For six years, Stewart ranked first in the row for Bird’s legacy, after winning a national championship, just like the 21-year WNBA veteran. For Stewart, Bird’s influence extended beyond the court, as she advocated for players and helped craft a new collective bargaining agreement as vice president of the players’ union, setting new standards for what her teammates were worth. Bird also served as the progressive face of the league, advocating alongside her gay, often black female colleagues for equality in the areas of race, gender, sexual orientation, and more.
Go to follow
“or not [Diana and I] They were able to play in a way that inspired people to be themselves,” Baird said. “I think we’re just proof that if you really invest in yourself that way, believe in yourself that way…and hopefully part of our legacy is just being yourself.” “
Bird isn’t the only WNBA fan to walk away at the end of the season. Two-time champions Candice Parker and Sylvia Fowles have also hinted at or announced their retirement, closing a league chapter featuring some of basketball’s most influential figures.
The night before Storm vs. Bird will be finished when the Storm playoff round ends, but Taurasi may still be going.
Bird hopes she and Torassi will put on some good performances over the years. Although he only got two points in one field goal attempt on Friday night, it was really a show.

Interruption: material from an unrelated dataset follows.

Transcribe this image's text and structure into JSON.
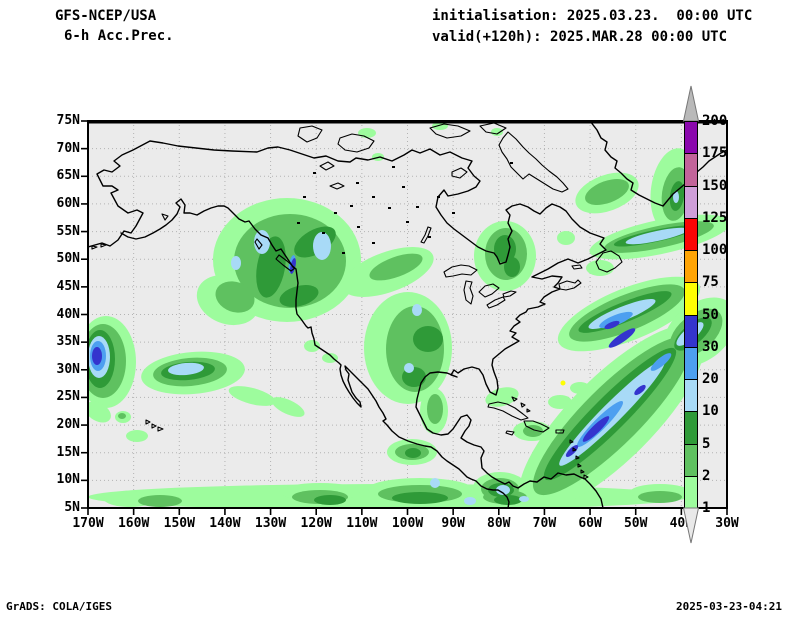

The all-time nursing leader finished with five assists: the classic Sue. On the other hand, Al-Tourasi made an explosive game with 28 points and six three-pointers: the classic Diana. Mercury won, 98-78.
“I think when you play against Dee and she starts early, you know you’re going to be in for a long night,” Baird said. “That’s kind of what makes it so cool. Is it contagious, isn’t it? There’s something contagious when Dee flows like that, strikes.”
Mercury coach Vanessa Nygaard joked that no one knows the true age of Torassi. We’ve never seen her birth certificate, and there’s no way a 40-year-old would play so well.
“Dee has no proof. Despite a season of ups and downs for Torassi and Mercury, she can play as long as she wants to play, but obviously she’s playing at a very high level and she can really do a lot for our team,” said Nygaard, despite a season of ups and downs for Torassi and Mercury.
Taurasi lit up the roaring crowd multiple times with deep hoppers, thunderous masses, and even picked up Jeep Bird and picked up assist, raising the noise to the decibels normally designated in qualifying. Over 14,000 fans came to watch one last fight in the regular season between Bird and Torasi, some of whom even flew in from Brazil. On a large scale, about 13,000 fans attended the finals game as fans, demanding the final season, chanted for the final farewell.
Before informing Mercury of Bird’s gift of a custom pair of sneakers and playing a video in honor of thoughtful messages from players, ending with Taurasi:
“It’s time to leave,” she said. “We love you, Sue.”